MacArthur Foundation has announced seven grants totaling nearly $3 million in support of efforts to implement Chicago's Plan for Transformation of public housing. Since 1999, the Foundation has provided more than $17 million in grants to aid the process of greatly improving public housing in the city.
Over the past three years, the Foundation's support has helped streamline management systems at the CHA, improve social service delivery to public housing residents, provide better relocation assistance to those affected by the transformation, build participation by tenant groups in the transformation process, and promote successful mixed income communities by bringing together residents, community leaders, and public officials to share ideas and concerns.
In 1999, the City of Chicago launched the most extensive overhaul of public housing in the nation. The Plan for Transformation calls for the CHA to demolish more than 16,000 public housing units and build or renovate 25,000 units over the next seven to ten years. Working with city agencies, private developers, and civic and community groups, the CHA will create mixed-income communities and, in the process, help revitalize some of the city's most distressed neighborhoods. The transformation is intended to help ensure that residents of public housing are full participants in the process that determines where they will live.
"Many of life's opportunities begin with a good home in a good neighborhood, and we want to help make this a reality for public housing residents," said Jonathan F. Fanton, President of the MacArthur Foundation. "The Transformation Plan is an historic opportunity to bring about fundamental improvements in some of the city's poorest neighborhoods while improving the quality of life for public housing residents. The Plan is focusing resources in an unprecedented way to overcome the isolation that historically has accompanied public housing developments."
A grant of $750,000 to the National Opinion Research Center will be used to gather reliable information about the impact of the Plan for Transformation on residents of public housing. This effort will gather information from residents about how the relocation process is proceeding, provide independent data about the process of relocation that will be used to improve programs and policies, and serve to verify the accuracy of the CHA's new data tracking system.
Business and Professional People in the Public Interest (BPI), a public interest law and policy center that has played an active role in ensuring that the redevelopment of public housing results in mixed-income communities, received $750,000 over three years to provide technical assistance and to advocate for the transformation's effective implementation. BPI represents CHA residents to help ensure they have a choice over what type of neighborhood and housing they will live in. To continue this work, BPI will deploy staff to the planning and development projects affecting current residents of public housing, develop and disseminate information for effective planning and execution, and monitor the progress of the plan. BPI will continue existing work at Henry Horner Homes - a public housing development on Chicago's west side where strategies for effective transformation have been tested - to ensure that the vision and goals for that redevelopment are achieved.
A grant of $470,000 over two years to the Metropolitan Planning Council (MPC) will enable the Council to continue its program of public education and communication in support of the Plan for Transformation.

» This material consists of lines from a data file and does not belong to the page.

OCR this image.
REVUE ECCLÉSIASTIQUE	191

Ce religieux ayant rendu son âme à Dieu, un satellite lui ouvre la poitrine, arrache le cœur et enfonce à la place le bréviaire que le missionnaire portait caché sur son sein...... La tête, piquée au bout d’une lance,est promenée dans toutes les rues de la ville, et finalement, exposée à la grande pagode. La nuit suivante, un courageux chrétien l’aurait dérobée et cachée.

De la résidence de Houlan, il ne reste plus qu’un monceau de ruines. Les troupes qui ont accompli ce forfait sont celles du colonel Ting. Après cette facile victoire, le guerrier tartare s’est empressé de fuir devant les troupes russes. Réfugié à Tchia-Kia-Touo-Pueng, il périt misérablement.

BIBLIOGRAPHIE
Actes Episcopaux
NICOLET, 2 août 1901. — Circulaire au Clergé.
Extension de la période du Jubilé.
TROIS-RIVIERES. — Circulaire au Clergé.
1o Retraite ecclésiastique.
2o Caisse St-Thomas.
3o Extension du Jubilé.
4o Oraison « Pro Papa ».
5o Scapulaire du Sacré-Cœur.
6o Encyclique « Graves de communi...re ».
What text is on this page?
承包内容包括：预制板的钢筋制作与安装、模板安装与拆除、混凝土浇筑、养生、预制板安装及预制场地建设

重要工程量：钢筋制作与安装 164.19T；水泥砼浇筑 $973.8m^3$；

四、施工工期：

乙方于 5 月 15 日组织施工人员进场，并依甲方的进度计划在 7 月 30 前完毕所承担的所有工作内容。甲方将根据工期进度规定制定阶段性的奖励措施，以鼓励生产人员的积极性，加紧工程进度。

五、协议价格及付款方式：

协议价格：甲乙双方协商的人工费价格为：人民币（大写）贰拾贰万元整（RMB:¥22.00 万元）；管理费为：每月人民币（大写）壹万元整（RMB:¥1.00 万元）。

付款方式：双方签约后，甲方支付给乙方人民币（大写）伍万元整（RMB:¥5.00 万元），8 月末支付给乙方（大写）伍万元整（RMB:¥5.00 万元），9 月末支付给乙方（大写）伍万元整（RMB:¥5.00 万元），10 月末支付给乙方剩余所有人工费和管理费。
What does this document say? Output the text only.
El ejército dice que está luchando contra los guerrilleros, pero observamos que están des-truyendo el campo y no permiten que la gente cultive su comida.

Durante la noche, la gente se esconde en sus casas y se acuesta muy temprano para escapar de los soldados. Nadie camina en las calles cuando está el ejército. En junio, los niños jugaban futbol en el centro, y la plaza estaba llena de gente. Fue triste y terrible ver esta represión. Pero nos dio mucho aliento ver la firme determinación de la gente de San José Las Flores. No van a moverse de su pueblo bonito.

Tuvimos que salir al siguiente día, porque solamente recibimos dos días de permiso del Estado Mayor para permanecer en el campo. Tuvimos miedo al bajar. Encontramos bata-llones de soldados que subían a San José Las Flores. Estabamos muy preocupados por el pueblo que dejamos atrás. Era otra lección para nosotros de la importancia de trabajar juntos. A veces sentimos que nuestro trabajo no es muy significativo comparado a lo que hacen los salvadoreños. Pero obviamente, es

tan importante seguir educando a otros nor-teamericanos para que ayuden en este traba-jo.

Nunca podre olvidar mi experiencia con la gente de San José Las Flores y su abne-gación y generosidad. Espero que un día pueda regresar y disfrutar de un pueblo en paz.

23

The Council will host quarterly public meetings about the transformation, publish fact sheets about its progress, and evaluate proposals from developers on plans for specific CHA sites. In an effort to improve the relationship between the CHA and its residents, MPC will help ensure that information about the transformation of public housing is made available to public housing residents, civic and community leaders and organizations, and the general public.
The Leadership Council for Metropolitan Open Communities received a grant of $250,000 over two years to adapt its counseling services to better meet the needs of current public housing residents who want to relocate to low-poverty neighborhoods. The Chicago Housing Authority (CHA) has contracted with the Leadership Council to help prepare at least 500 public housing families for such moves, often called "mobility" or "opportunity" moves because people relocate to better neighborhoods. The Foundation's grant will provide additional resources to the Leadership Council to help ensure that its new program is effective and achieves its goals.
The Northwestern University/University of Chicago Joint Center for Poverty Research has been awarded a grant of $288,500 over two years to evaluate the mobility counseling services being delivered by the Leadership Council for Metropolitan Open Communities under contract to the Chicago Housing Authority. The evaluation research will supply important information about how public housing residents experience their moves and about the differences among neighborhoods in their receptivity to public housing families. The evaluation is designed to deliver findings on an ongoing basis to both the CHA and to the Leadership Council.
A grant of $125,000 over one year to the Marcy-Newberry Association will provide support to the Westside Consortium to help local social service agencies and larger institutional actors inventory the social service and community resources available to west side residents, and produce and distribute a resource guide. In the process, the Consortium will also identify and propose solutions to service gaps and provide staff support to local service providers working with the residents of Horner, Rockwell, and ABLA public housing developments.
A grant of $80,000 was awarded to One Economy Corporation to devise technology-based solutions to help public housing residents gain access to information about social services in their communities, including information about jobs, childcare, counseling and health care. Specifically, One Economy will work with community groups, residents, and others to produce a plan for increasing resident access to the Internet and computers, developing local content for a website, and expanding the project to other developments and neighborhoods.